J'aime aussi profondément sa conception très anthropologique de la classification. L'une des premières choses qu'apprennent les anthropologues, c'est que différentes populations ont différentes manières de classifier le monde, et que le fait que nous soyons élevés avec l'une de ces classifications ne signifie pas que le monde est vraiment classifié comme nous le voyons. Foucault a repris cette idée anthropologique fondamentale qui veut que les classifications soient arbitraires, historiquement et culturellement contingentes, et l'a appliquée à la sexualité. Ce qui lui a permis de formuler cette idée très subtile ­ et c'est une idée que je n'ai pas fini d'intégrer puisque j'ai tendance à utiliser « sexualité » comme un terme descriptif renvoyant à tout ce qui a trait au désir, aux organes génitaux, à l'orgasme, etc. ­ que sous la catégorie de ce que nous appelons « sexualité », nous rangeons des éléments divers auxquels nous donnons un nom, et nous pensons qu'ils vont naturellement ensemble. Dans d'autres époques ou dans d'autres cultures, ces assemblages sont divisés, arrangés et organisés différemment. Autrement dit, cette chose à laquelle nous donnons le nom de « sexualité » n'existe pas ! Son approche de la classification le situe à la fois dans la tradition anthropologique et sociologique française : je retrouve souvent dans son travail les traces de Durkheim ou de Mauss.

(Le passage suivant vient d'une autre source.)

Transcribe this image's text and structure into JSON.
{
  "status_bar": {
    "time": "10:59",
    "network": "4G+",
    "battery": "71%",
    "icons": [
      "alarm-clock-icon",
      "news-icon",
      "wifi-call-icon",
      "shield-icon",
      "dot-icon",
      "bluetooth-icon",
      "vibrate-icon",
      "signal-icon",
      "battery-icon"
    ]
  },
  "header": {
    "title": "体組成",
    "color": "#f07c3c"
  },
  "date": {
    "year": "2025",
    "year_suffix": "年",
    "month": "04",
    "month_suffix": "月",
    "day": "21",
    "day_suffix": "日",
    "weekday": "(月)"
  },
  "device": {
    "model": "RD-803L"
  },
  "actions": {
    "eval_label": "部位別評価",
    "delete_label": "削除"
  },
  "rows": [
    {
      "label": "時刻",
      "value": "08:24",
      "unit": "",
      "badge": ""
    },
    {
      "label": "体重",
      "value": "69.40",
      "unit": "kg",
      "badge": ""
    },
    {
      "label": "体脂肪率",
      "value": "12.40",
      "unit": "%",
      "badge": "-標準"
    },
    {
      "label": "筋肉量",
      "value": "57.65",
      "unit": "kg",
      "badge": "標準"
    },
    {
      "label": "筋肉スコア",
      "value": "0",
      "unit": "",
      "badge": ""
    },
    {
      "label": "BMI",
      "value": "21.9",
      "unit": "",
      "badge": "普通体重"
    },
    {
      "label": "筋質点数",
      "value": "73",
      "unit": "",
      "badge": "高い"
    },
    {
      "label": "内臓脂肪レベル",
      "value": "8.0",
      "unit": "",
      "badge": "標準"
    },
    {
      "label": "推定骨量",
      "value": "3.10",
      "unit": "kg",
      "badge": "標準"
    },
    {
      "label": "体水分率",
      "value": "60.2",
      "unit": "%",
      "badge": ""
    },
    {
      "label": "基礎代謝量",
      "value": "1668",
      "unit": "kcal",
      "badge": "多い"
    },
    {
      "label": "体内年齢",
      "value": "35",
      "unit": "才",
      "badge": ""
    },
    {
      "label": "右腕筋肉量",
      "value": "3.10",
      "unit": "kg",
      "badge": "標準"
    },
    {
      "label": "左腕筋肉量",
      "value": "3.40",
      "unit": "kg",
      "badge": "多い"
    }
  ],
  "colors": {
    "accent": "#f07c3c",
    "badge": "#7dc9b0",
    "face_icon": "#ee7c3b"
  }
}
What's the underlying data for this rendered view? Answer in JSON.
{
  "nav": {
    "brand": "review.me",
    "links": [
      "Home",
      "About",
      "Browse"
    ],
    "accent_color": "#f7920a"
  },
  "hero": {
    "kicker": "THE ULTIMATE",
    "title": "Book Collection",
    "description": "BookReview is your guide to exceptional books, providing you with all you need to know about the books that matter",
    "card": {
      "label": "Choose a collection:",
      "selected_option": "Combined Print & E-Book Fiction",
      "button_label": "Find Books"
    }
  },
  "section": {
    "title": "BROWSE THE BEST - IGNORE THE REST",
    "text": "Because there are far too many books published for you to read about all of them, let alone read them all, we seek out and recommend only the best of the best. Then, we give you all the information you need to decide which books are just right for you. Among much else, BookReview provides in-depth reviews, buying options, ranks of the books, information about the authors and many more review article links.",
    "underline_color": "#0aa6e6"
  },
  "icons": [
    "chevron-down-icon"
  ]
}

Enfin, Foucault a vu que le sexe, et le système des partenaires sexuels, est déployé de façon très différente dans les sociétés de parentés et les « sociétés de sexualité ». Les sociétés occidentales industrielles modernes ont refaçonné toute la gamme des expériences corporelles et des pratiques sociales pour en faire des choses très différentes. Depuis la deuxième moitié du 19e siècle, les plus grands noms des sciences sociales, comme Marx, Durkheim ou Weber ont tous essayé de comprendre pourquoi nos sociétés occidentales industrielles modernes sont si différentes des sociétés traditionnelles. Et en réalité, ce qu'a fait Foucault, c'est ajouter la dimension sexuelle à la série fondamentale de questions qui ont intéressé les sciences sociales dès l'origine.

12 décembre 2009

Les anti-IVG recyclés par Roselyne Bachelot ?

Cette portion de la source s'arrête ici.